É um sério agravante desta situação o fato de que o PT sempre tentou dizer

que tinha um projeto novo para o país, prometendo que todas as soluções eram

fáceis e dependiam apenas da vontade. Esta foi, por sinal, a tônica da última

campanha eleitoral, que agora revela-se uma farsa, uma montagem na qual os

grupos de trabalho reunindo "cérebros" a serviço de Lula eram

peças de campanha criadas pelo marqueteiro, como têm afirmado diversas

pessoas que hoje se arrependem de ter participado da encenação.
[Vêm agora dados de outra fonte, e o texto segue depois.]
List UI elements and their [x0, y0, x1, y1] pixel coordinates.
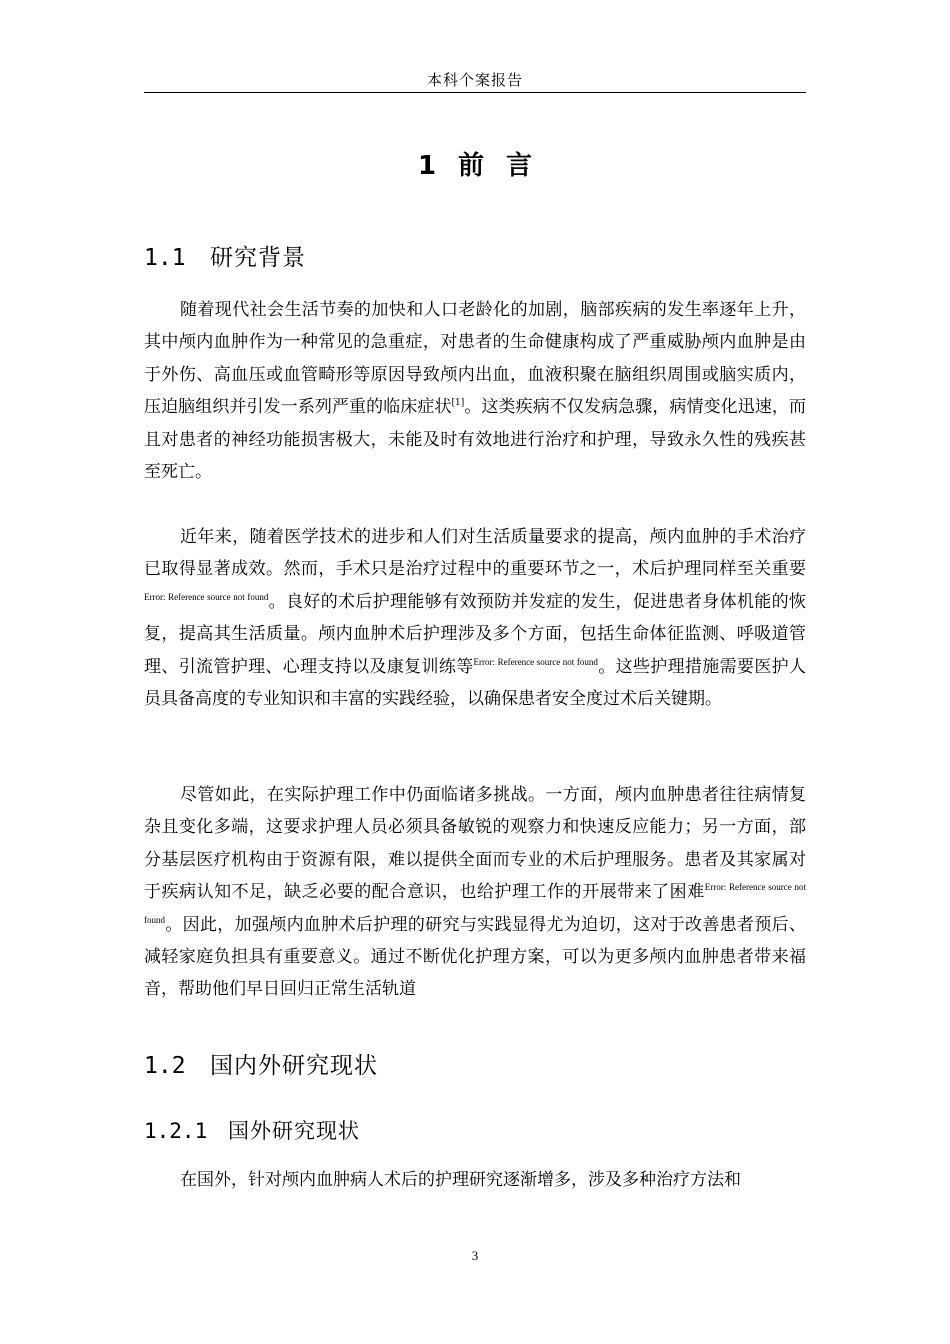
paragraph-text: 。这些护理措施需要医护人员具备高度的专业知识和丰富的实践经验，以确保患者安全度过术后关键期。 [144, 656, 807, 710]
reference-error-marker: Error: Reference source not found [473, 656, 598, 667]
chapter-number: 1 [417, 151, 437, 181]
subsection-title: 国外研究现状 [228, 1119, 360, 1143]
section-heading-1-2 [144, 1050, 378, 1082]
paragraph-text: 。这类疾病不仅发病急骤，病情变化迅速，而且对患者的神经功能损害极大，未能及时有效地进行治疗和护理，导致永久性的残疾甚至死亡。 [144, 397, 807, 483]
paragraph-background-1 [144, 294, 806, 488]
citation-reference[interactable]: [1] [451, 398, 465, 409]
section-heading-1-1 [144, 242, 306, 274]
reference-error-marker: Error: Reference source not found [144, 882, 807, 925]
paragraph-text: 随着现代社会生活节奏的加快和人口老龄化的加剧，脑部疾病的发生率逐年上升，其中颅内血肿作为一种常见的急重症，对患者的生命健康构成了严重威胁颅内血肿是由于外伤、高血压或血管畸形等原因导致颅内出血，血液积聚在脑组织周围或脑实质内，压迫脑组织并引发一系列严重的临床症状 [144, 300, 806, 418]
paragraph-text: 。良好的术后护理能够有效预防并发症的发生，促进患者身体机能的恢复，提高其生活质量。颅内血肿术后护理涉及多个方面，包括生命体征监测、呼吸道管理、引流管护理、心理支持以及康复训练等 [144, 591, 806, 677]
page-number: 3 [471, 1248, 479, 1263]
section-title: 国内外研究现状 [210, 1053, 378, 1079]
paragraph-text: 在国外，针对颅内血肿病人术后的护理研究逐渐增多，涉及多种治疗方法和 [180, 1170, 741, 1190]
paragraph-text: 尽管如此，在实际护理工作中仍面临诸多挑战。一方面，颅内血肿患者往往病情复杂且变化多端，这要求护理人员必须具备敏锐的观察力和快速反应能力；另一方面，部分基层医疗机构由于资源有限，难以提供全面而专业的术后护理服务。患者及其家属对于疾病认知不足，缺乏必要的配合意识，也给护理工作的开展带来了困难 [144, 785, 806, 903]
paragraph-background-3 [144, 779, 806, 1006]
chapter-name: 前言 [458, 151, 555, 181]
paragraph-background-2 [144, 521, 806, 715]
section-number: 1.1 [144, 245, 186, 271]
paragraph-text: 近年来，随着医学技术的进步和人们对生活质量要求的提高，颅内血肿的手术治疗已取得显著成效。然而，手术只是治疗过程中的重要环节之一，术后护理同样至关重要 [144, 527, 806, 580]
running-header-title: 本科个案报告 [426, 71, 523, 89]
section-title: 研究背景 [210, 245, 306, 271]
subsection-heading-1-2-1 [144, 1115, 360, 1147]
reference-error-marker: Error: Reference source not found [144, 591, 269, 602]
section-number: 1.2 [144, 1053, 186, 1079]
chapter-title [144, 148, 806, 184]
running-header [144, 70, 806, 93]
paragraph-foreign-research [144, 1164, 806, 1196]
subsection-number: 1.2.1 [144, 1119, 208, 1143]
paragraph-text: 。因此，加强颅内血肿术后护理的研究与实践显得尤为迫切，这对于改善患者预后、减轻家庭负担具有重要意义。通过不断优化护理方案，可以为更多颅内血肿患者带来福音，帮助他们早日回归正常生活轨道 [144, 914, 806, 1000]
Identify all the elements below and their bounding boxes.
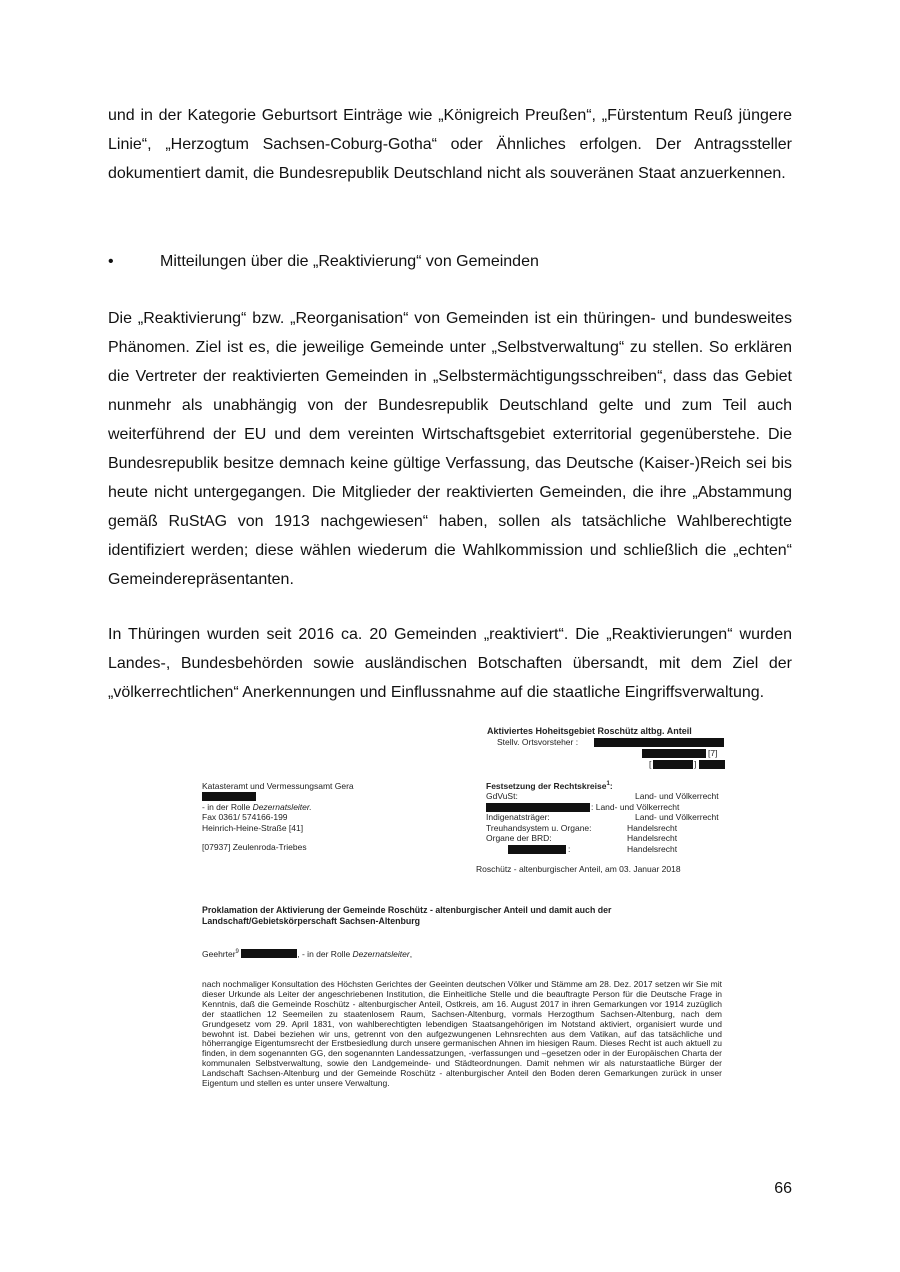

As pesadas responsabilidades de administrar um país, um Estado ou uma cidade

não podem ser exercidas sem o diagnóstico adequado da situação, sem a

reflexão buscando soluções para este diagnóstico e sem um parâmetro ético que

estabeleça as estratégias para que o que é administrado fique colocado nos

trilhos que deseja. A perspectiva de poder pelo poder não é só danosa pelas

suas implicações éticas, é também ineficiente do ponto de vista

administrativo porque a não existência de qualquer princípio superior ou meta

regendo as decisões faz com que se ande em círculos como um cachorro que

morde o rabo.

É em grande parte em função desta ineficiência crônica das gestões na qual o

projeto de poder está desvinculado de qualquer objetivo maior que o governo

do PT jamais conseguiu ir além dos balões de ensaio e projetos mirabolantes

que não conseguiam sair do papel senão para figurar em propagandas " algumas

das quais custavam mais do que a aplicação do próprio projeto, o que é bem

sintomático.

Mas toda crise traz em si algumas cosias boas. A melhor que talvez tenha

ocorrido com esta é a superação da era dos marqueteiros, na qual a imagem era

tudo e o conteúdo nada. Alertas pelas dimensões do desastre, os cidadãos estão

mais atentos às questões de fundo, à história efetiva dos candidatos, não à

mitologia criada pelos publicitários, às realizações concretas, não aos

projetos bonitinhos mas inviáveis. Em outras palavras, o passado concreto

voltou a ter espaço em um mundo que antes era dominado pelas imagens fugidias

do futuro construídas em laboratórios.

Se esta situação se confirmar nas próximas eleições, com eleitores mais

alertas e votando com a razão, não por impulso, todo este terremoto e os

desastres dele decorrentes não terão sido em vão, mas apenas um passo no

caminho da maturidade da nossa cultura política. É esta esperança que deve

nos nortear neste momento.

*Ricardo Tripoli, advogado, é líder da bancada do PSDB na Assembléia

Legislativa. Foi presidente da Assembléia Legislativa, Secretário de Estado

do Meio Ambiente e Presidente da Comissão de Justiça e Redação da Alesp.